Radiograph measurements of cortical involvement were the most clinically relevant for determination of metastatic lesion fracture risk; however, predictors of local failure not addressed in Mirels' score should be considered in clinical decisions about prophylactic fixation. Surgery may be underperformed for histologies commonly considered to be "low risk" for local progression after radiation therapy.
了解转移性骨病非手术治疗失败的风险因素对于确定哪些患者将从预防性稳定治疗中获益至关重要;然而,标准预测模型未纳入一些临床相关因素。本研究的主要和次要目标是评估综合的患者及疾病相关因素,作为长骨病变单纯放疗失败以及转移性疾病和骨髓瘤总生存的潜在预测因素。
对2011年5月至2020年2月在我们三级医疗机构接受长骨转移瘤放疗的所有患者进行回顾性研究。在475个病灶中,我们排除了放疗前有预防性固定或骨折的病灶,以及平片上<0.5 cm的病灶。186个病灶的结局分为无进展、进展需预防性固定或进展为病理性骨折。由两名骨肿瘤外科医生和两名肌肉骨骼放射科医生进行盲法X线片评估。确定人口统计学、社会经济、病灶、癌症严重程度和患者特异性风险因素,并使用向后逐步回归分析潜在预测因素。

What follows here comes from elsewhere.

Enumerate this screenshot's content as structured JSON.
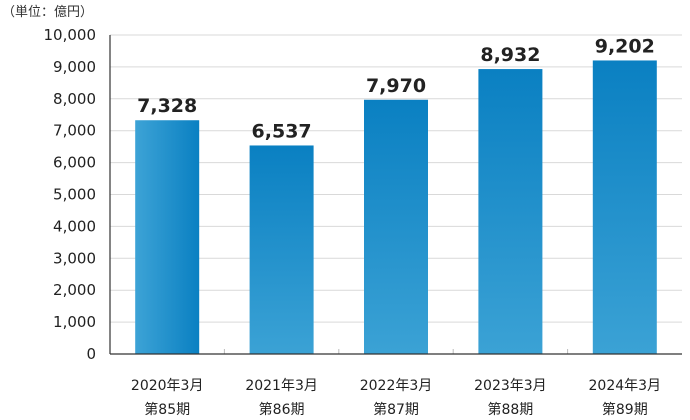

放疗后,8.6%的病灶接受了预防性固定,14.0%发生了骨折。预防性固定与米雷尔斯评分(OR = 1.98,P = 0.025)、病灶皮质受累(OR = 16.96,P = 0.010)和患者年龄较轻(OR = 0.93,P = 0.024)相关。骨折与病灶皮质受累(OR = 10.16,P = 0.003)和“低风险”组织学(OR = 9.01,P = 0.057)相关。骨科治疗(预防性手术或病理性骨折处理)与米雷尔斯评分(OR = 1.62,P = 0.015)、病灶皮质受累(OR = 8.94,P = 0.002)、肱骨部位(OR = 4.19,P = 0.042)以及与医疗补助相比的医疗保险(OR = 4.12,P = 0.062)或私人保险(OR = 5.69,P = 0.022)相关。ECOG评分(OR = 1.28,P = 0.003)被发现是放疗后死亡率增加的风险因素,而“低风险”组织学(OR = 0.51,P = 0.029)、混合病灶类型(OR = 0.34,P = 0.006)和体重指数增加(OR = 0.95,P = 0.001)是保护因素。
皮质受累的X线片测量对于确定转移性病灶骨折风险最具临床相关性;然而,在关于预防性固定的临床决策中应考虑米雷尔斯评分未涉及的局部失败预测因素。对于放疗后通常被认为局部进展“低风险”的组织学类型,手术可能实施不足。